Mechanism of carbohydrate and protein conversion during sourdough fermentation: An analysis based on representative Chinese sourdough microbiota

发酵 乳酸 酵母 蛋白质水解 食品科学 生物化学 细菌 生物 发酵剂 化学 遗传学
作者
Wenhui Fu,Shuo Wang,Wei Xue
出处
期刊:International Journal of Food Microbiology [Elsevier]
卷期号:410: 110487-110487 被引量:1
标识
DOI:10.1016/j.ijfoodmicro.2023.110487
摘要

Sourdough fermentation is attracting growing attention because of its positive effects on properties of leavened baked good. However, the changes in dough features and the mechanisms behind them are not well understood, which limits its widespread use. In this study, we assessed the effects of representative lactic acid bacteria in sourdough monoculture or co-culture with yeasts on dough characteristics. Physicochemical analysis identified increased proteolysis and enhanced nutritional properties of co-culture groups.

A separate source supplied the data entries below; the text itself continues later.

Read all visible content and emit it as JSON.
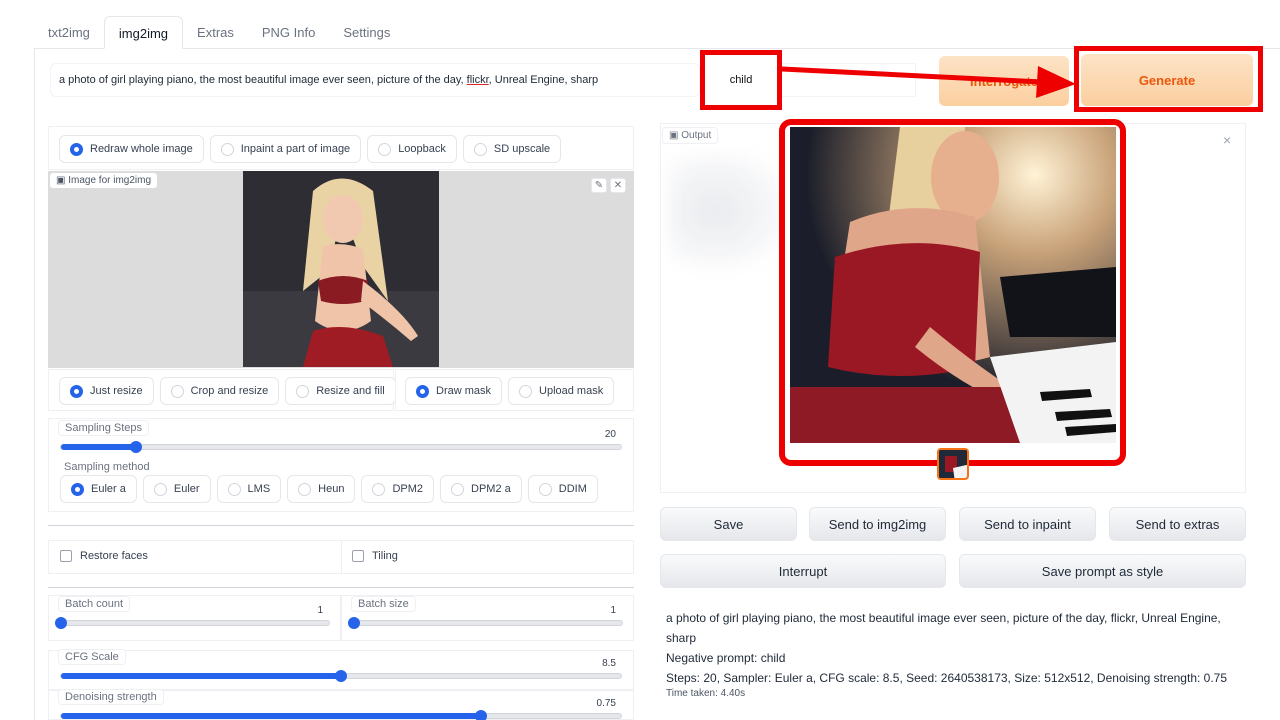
{
  "tabs": [
    "txt2img",
    "img2img",
    "Extras",
    "PNG Info",
    "Settings"
  ],
  "prompt": {
    "before": "a photo of girl playing piano, the most beautiful image ever seen, picture of the day, ",
    "underlined": "flickr",
    "after": ", Unreal Engine, sharp"
  },
  "negative_prompt": "child",
  "buttons": {
    "interrogate": "Interrogate",
    "generate": "Generate"
  },
  "mode_options": [
    "Redraw whole image",
    "Inpaint a part of image",
    "Loopback",
    "SD upscale"
  ],
  "image_label": "Image for img2img",
  "tool_icons": {
    "edit": "✎",
    "close": "✕"
  },
  "resize_options": [
    "Just resize",
    "Crop and resize",
    "Resize and fill"
  ],
  "mask_options": [
    "Draw mask",
    "Upload mask"
  ],
  "sampling_steps": {
    "label": "Sampling Steps",
    "value": "20",
    "fraction": 0.134
  },
  "sampling_method": {
    "label": "Sampling method",
    "options": [
      "Euler a",
      "Euler",
      "LMS",
      "Heun",
      "DPM2",
      "DPM2 a",
      "DDIM"
    ]
  },
  "checkboxes": {
    "restore_faces": "Restore faces",
    "tiling": "Tiling"
  },
  "batch_count": {
    "label": "Batch count",
    "value": "1",
    "fraction": 0.0
  },
  "batch_size": {
    "label": "Batch size",
    "value": "1",
    "fraction": 0.0
  },
  "cfg_scale": {
    "label": "CFG Scale",
    "value": "8.5",
    "fraction": 0.5
  },
  "denoising": {
    "label": "Denoising strength",
    "value": "0.75",
    "fraction": 0.75
  },
  "output": {
    "label": "Output",
    "close": "×",
    "actions": [
      "Save",
      "Send to img2img",
      "Send to inpaint",
      "Send to extras"
    ],
    "interrupt": "Interrupt",
    "save_style": "Save prompt as style"
  },
  "info": {
    "prompt_line": "a photo of girl playing piano, the most beautiful image ever seen, picture of the day, flickr, Unreal Engine, sharp",
    "negative_line": "Negative prompt: child",
    "params_line": "Steps: 20, Sampler: Euler a, CFG scale: 8.5, Seed: 2640538173, Size: 512x512, Denoising strength: 0.75",
    "time_line": "Time taken: 4.40s"
  },
  "colors": {
    "accent": "#2563eb",
    "highlight": "#ef0000",
    "generate_text": "#ea580c"
  }
}
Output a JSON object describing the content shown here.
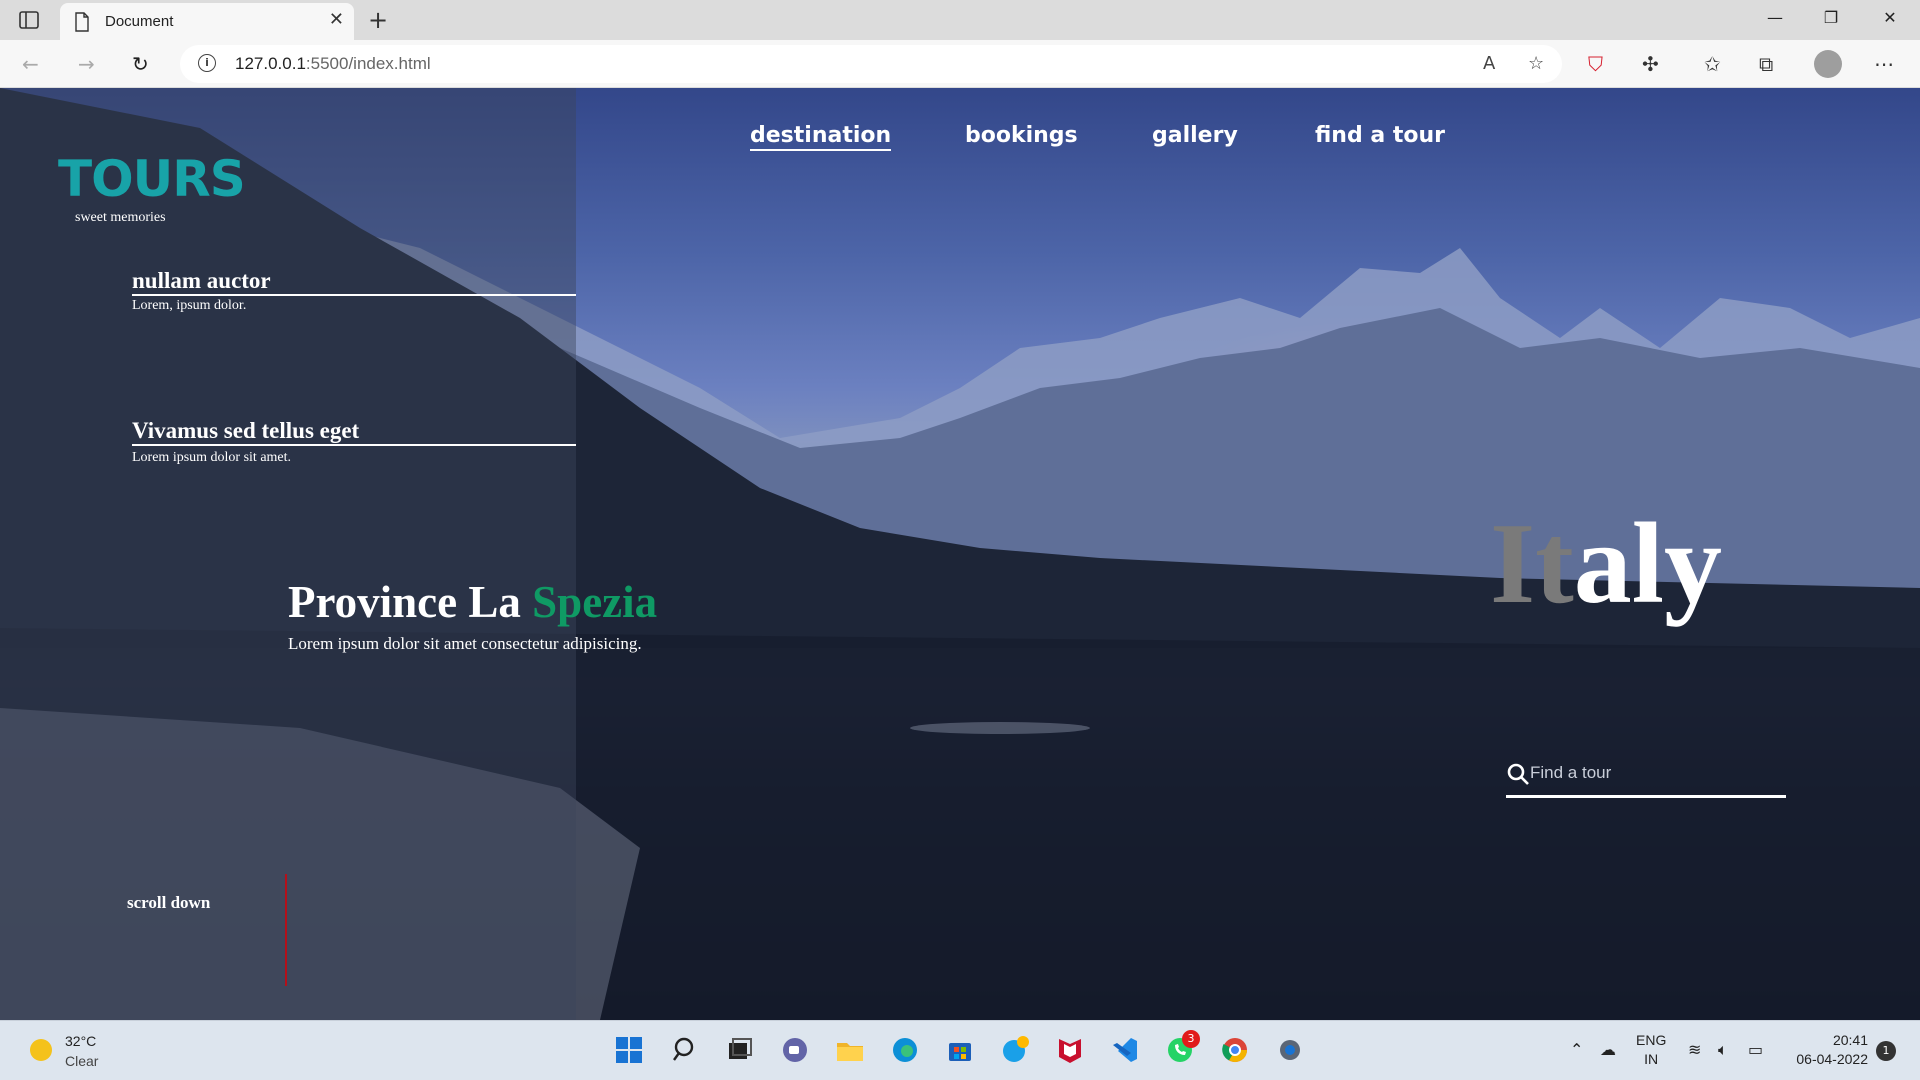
{
  "browser": {
    "tab_title": "Document",
    "url_host": "127.0.0.1",
    "url_rest": ":5500/index.html"
  },
  "site": {
    "logo": "TOURS",
    "tagline": "sweet memories",
    "nav": [
      "destination",
      "bookings",
      "gallery",
      "find a tour"
    ],
    "side_items": [
      {
        "title": "nullam auctor",
        "subtitle": "Lorem, ipsum dolor."
      },
      {
        "title": "Vivamus sed tellus eget",
        "subtitle": "Lorem ipsum dolor sit amet."
      }
    ],
    "province_text": "Province La ",
    "province_highlight": "Spezia",
    "province_sub": "Lorem ipsum dolor sit amet consectetur adipisicing.",
    "scroll": "scroll down",
    "hero_it": "It",
    "hero_rest": "aly",
    "search_placeholder": "Find a tour"
  },
  "taskbar": {
    "temp": "32°C",
    "condition": "Clear",
    "whatsapp_badge": "3",
    "lang_1": "ENG",
    "lang_2": "IN",
    "time": "20:41",
    "date": "06-04-2022",
    "notification_count": "1"
  },
  "colors": {
    "logo": "#18a3a8",
    "highlight": "#0f9a64",
    "scroll_line": "#b4101a"
  }
}
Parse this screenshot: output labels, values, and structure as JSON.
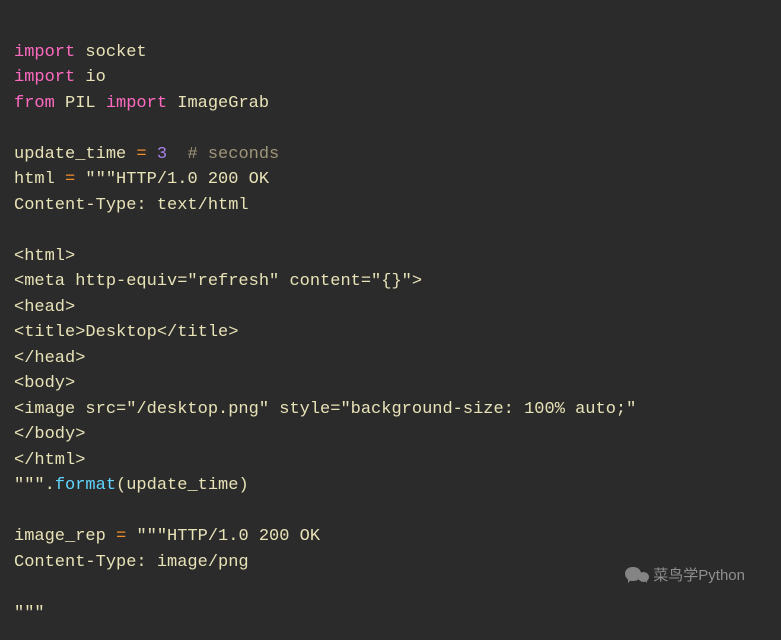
{
  "code": {
    "l1": {
      "kw": "import",
      "mod": "socket"
    },
    "l2": {
      "kw": "import",
      "mod": "io"
    },
    "l3": {
      "kw1": "from",
      "mod": "PIL",
      "kw2": "import",
      "name": "ImageGrab"
    },
    "l5": {
      "var": "update_time",
      "eq": "=",
      "val": "3",
      "comment": "# seconds"
    },
    "l6": {
      "var": "html",
      "eq": "=",
      "part": "\"\"\"HTTP/1.0 200 OK"
    },
    "l7": "Content-Type: text/html",
    "l9": "<html>",
    "l10": "<meta http-equiv=\"refresh\" content=\"{}\">",
    "l11": "<head>",
    "l12": "<title>Desktop</title>",
    "l13": "</head>",
    "l14": "<body>",
    "l15": "<image src=\"/desktop.png\" style=\"background-size: 100% auto;\"",
    "l16": "</body>",
    "l17": "</html>",
    "l18": {
      "end": "\"\"\"",
      "dot": ".",
      "method": "format",
      "open": "(",
      "arg": "update_time",
      "close": ")"
    },
    "l20": {
      "var": "image_rep",
      "eq": "=",
      "part": "\"\"\"HTTP/1.0 200 OK"
    },
    "l21": "Content-Type: image/png",
    "l23": "\"\"\""
  },
  "watermark": "菜鸟学Python"
}
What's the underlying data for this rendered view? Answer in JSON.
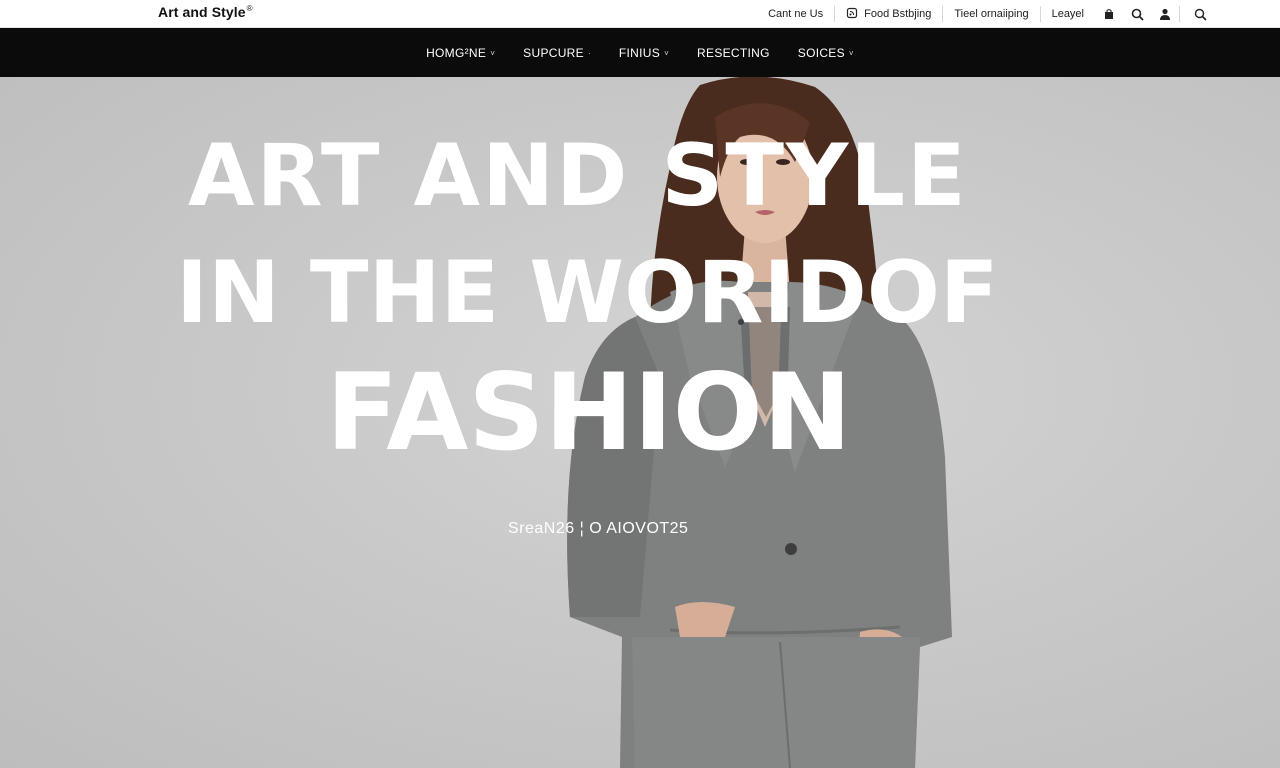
{
  "brand": {
    "logo_text": "Art and Style",
    "logo_mark": "®"
  },
  "utility": {
    "contact_label": "Cant ne Us",
    "food_label": "Food Bstbjing",
    "tool_label": "Tieel ornaiiping",
    "legal_label": "Leayel"
  },
  "nav": {
    "items": [
      {
        "label": "HOMG²NE",
        "chevron": "˅"
      },
      {
        "label": "SUPCURE",
        "chevron": "·"
      },
      {
        "label": "FINIUS",
        "chevron": "˅"
      },
      {
        "label": "RESECTING",
        "chevron": ""
      },
      {
        "label": "SOICES",
        "chevron": "˅"
      }
    ]
  },
  "hero": {
    "line1": "ART AND STYLE",
    "line2": "IN THE WORIDOF",
    "line3": "FASHION",
    "subtitle": "SreaN26 ¦  O AIOVOT25"
  },
  "colors": {
    "nav_background": "#0b0b0b",
    "hero_background": "#c9c9c9",
    "coat": "#7f8080",
    "hair": "#4a2c1f"
  },
  "icons": [
    "feed-icon",
    "bag-icon",
    "search-icon",
    "user-icon",
    "search-icon"
  ]
}
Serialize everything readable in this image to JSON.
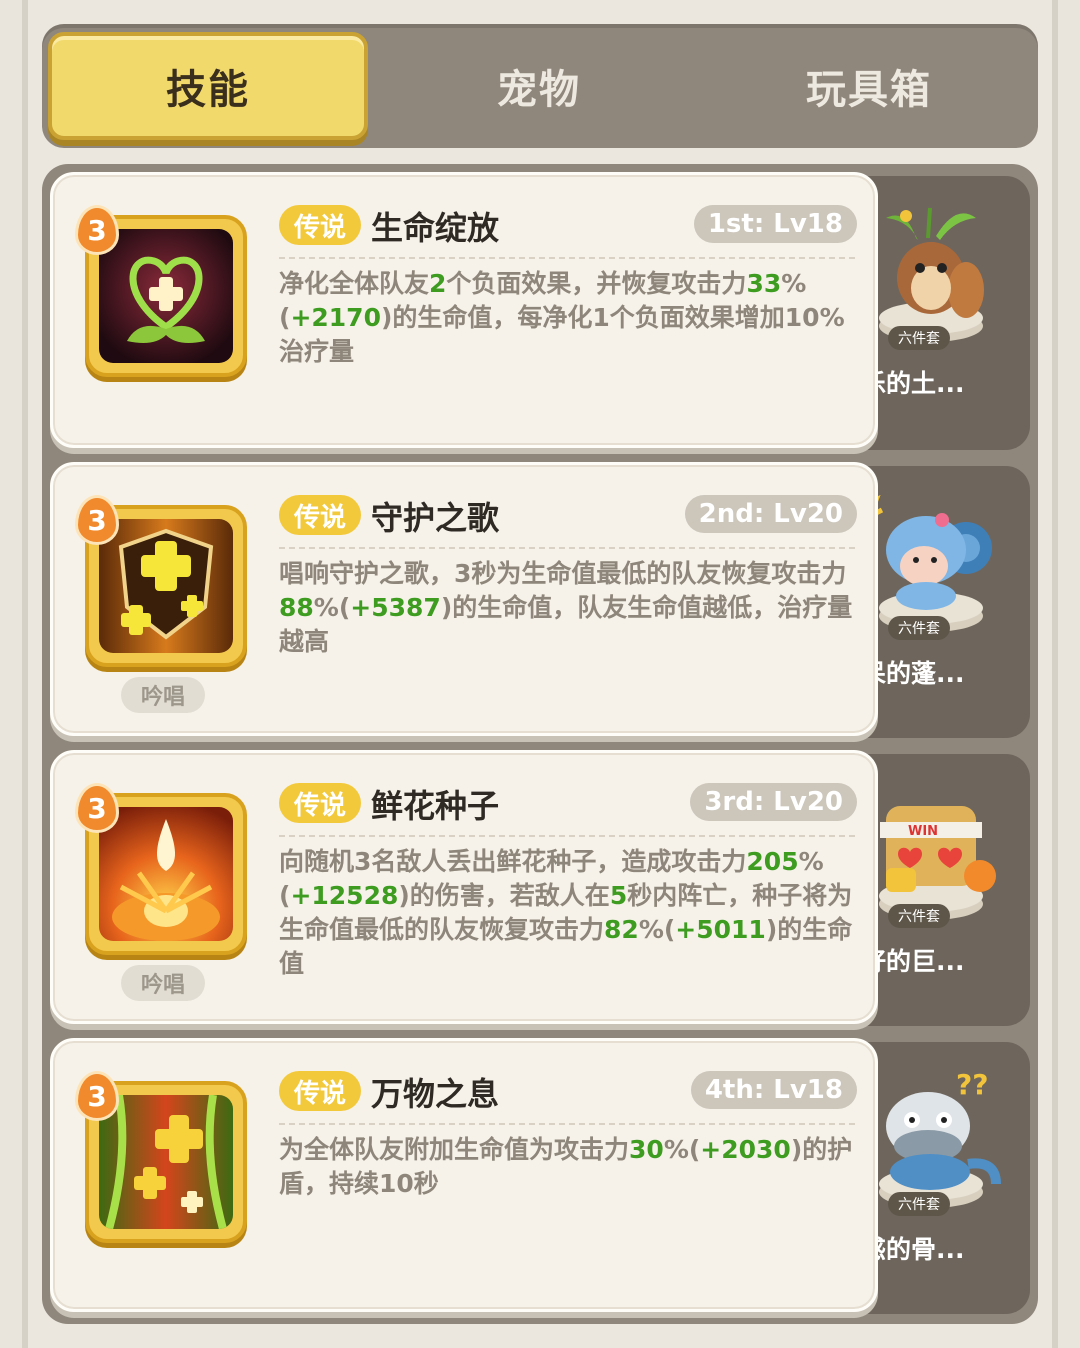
{
  "tabs": [
    "技能",
    "宠物",
    "玩具箱"
  ],
  "active_tab": 0,
  "rarity_label": "传说",
  "chant_label": "吟唱",
  "set_label": "六件套",
  "skills": [
    {
      "level": "3",
      "name": "生命绽放",
      "rank": "1st: Lv18",
      "desc": [
        {
          "t": "净化全体队友"
        },
        {
          "t": "2",
          "g": true
        },
        {
          "t": "个负面效果，并恢复攻击力"
        },
        {
          "t": "33",
          "g": true
        },
        {
          "t": "%("
        },
        {
          "t": "+2170",
          "g": true
        },
        {
          "t": ")的生命值，每净化1个负面效果增加10%治疗量"
        }
      ],
      "chant": false,
      "pet": "快乐的土..."
    },
    {
      "level": "3",
      "name": "守护之歌",
      "rank": "2nd: Lv20",
      "desc": [
        {
          "t": "唱响守护之歌，3秒为生命值最低的队友恢复攻击力"
        },
        {
          "t": "88",
          "g": true
        },
        {
          "t": "%("
        },
        {
          "t": "+5387",
          "g": true
        },
        {
          "t": ")的生命值，队友生命值越低，治疗量越高"
        }
      ],
      "chant": true,
      "pet": "发呆的蓬..."
    },
    {
      "level": "3",
      "name": "鲜花种子",
      "rank": "3rd: Lv20",
      "desc": [
        {
          "t": "向随机3名敌人丢出鲜花种子，造成攻击力"
        },
        {
          "t": "205",
          "g": true
        },
        {
          "t": "%("
        },
        {
          "t": "+12528",
          "g": true
        },
        {
          "t": ")的伤害，若敌人在"
        },
        {
          "t": "5",
          "g": true
        },
        {
          "t": "秒内阵亡，种子将为生命值最低的队友恢复攻击力"
        },
        {
          "t": "82",
          "g": true
        },
        {
          "t": "%("
        },
        {
          "t": "+5011",
          "g": true
        },
        {
          "t": ")的生命值"
        }
      ],
      "chant": true,
      "pet": "友好的巨..."
    },
    {
      "level": "3",
      "name": "万物之息",
      "rank": "4th: Lv18",
      "desc": [
        {
          "t": "为全体队友附加生命值为攻击力"
        },
        {
          "t": "30",
          "g": true
        },
        {
          "t": "%("
        },
        {
          "t": "+2030",
          "g": true
        },
        {
          "t": ")的护盾，持续10秒"
        }
      ],
      "chant": false,
      "pet": "困惑的骨..."
    }
  ],
  "icons": [
    "heart-plant-icon",
    "cross-shield-icon",
    "flower-seed-icon",
    "nature-breath-icon"
  ],
  "pet_icons": [
    "seedling-beaver-pet-icon",
    "blue-ram-pet-icon",
    "win-golem-pet-icon",
    "dragon-pet-icon"
  ]
}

However, a reduction in organic acids contents of co-culture groups compared to monoculture was detected, and this effect was not limited by the yeast species. The RNA sequencing further demonstrated that the presence of yeast enhanced the protein metabolic activity of lactic acid bacteria, while decreased its organic acid biosynthetic activity. Moreover, the proteomic analysis revealed that endogenous metabolic proteins of flour, such as pyruvate kinase, glucosyltransferase and pyruvate dehydrogenase play a key role in carbohydrate metabolism during fermentation. This study uncovered the influence of typical microorganisms and endogenous enzymes on dough characteristics based on different aspects. Bacteria-mediated consumption of proteins and increased proteolysis in co-culture groups may underlie the improved digestibility and nutritional effects of sourdough fermented products, which provides an important basis for nutrient fortified bread making with multi-strain leavening agent.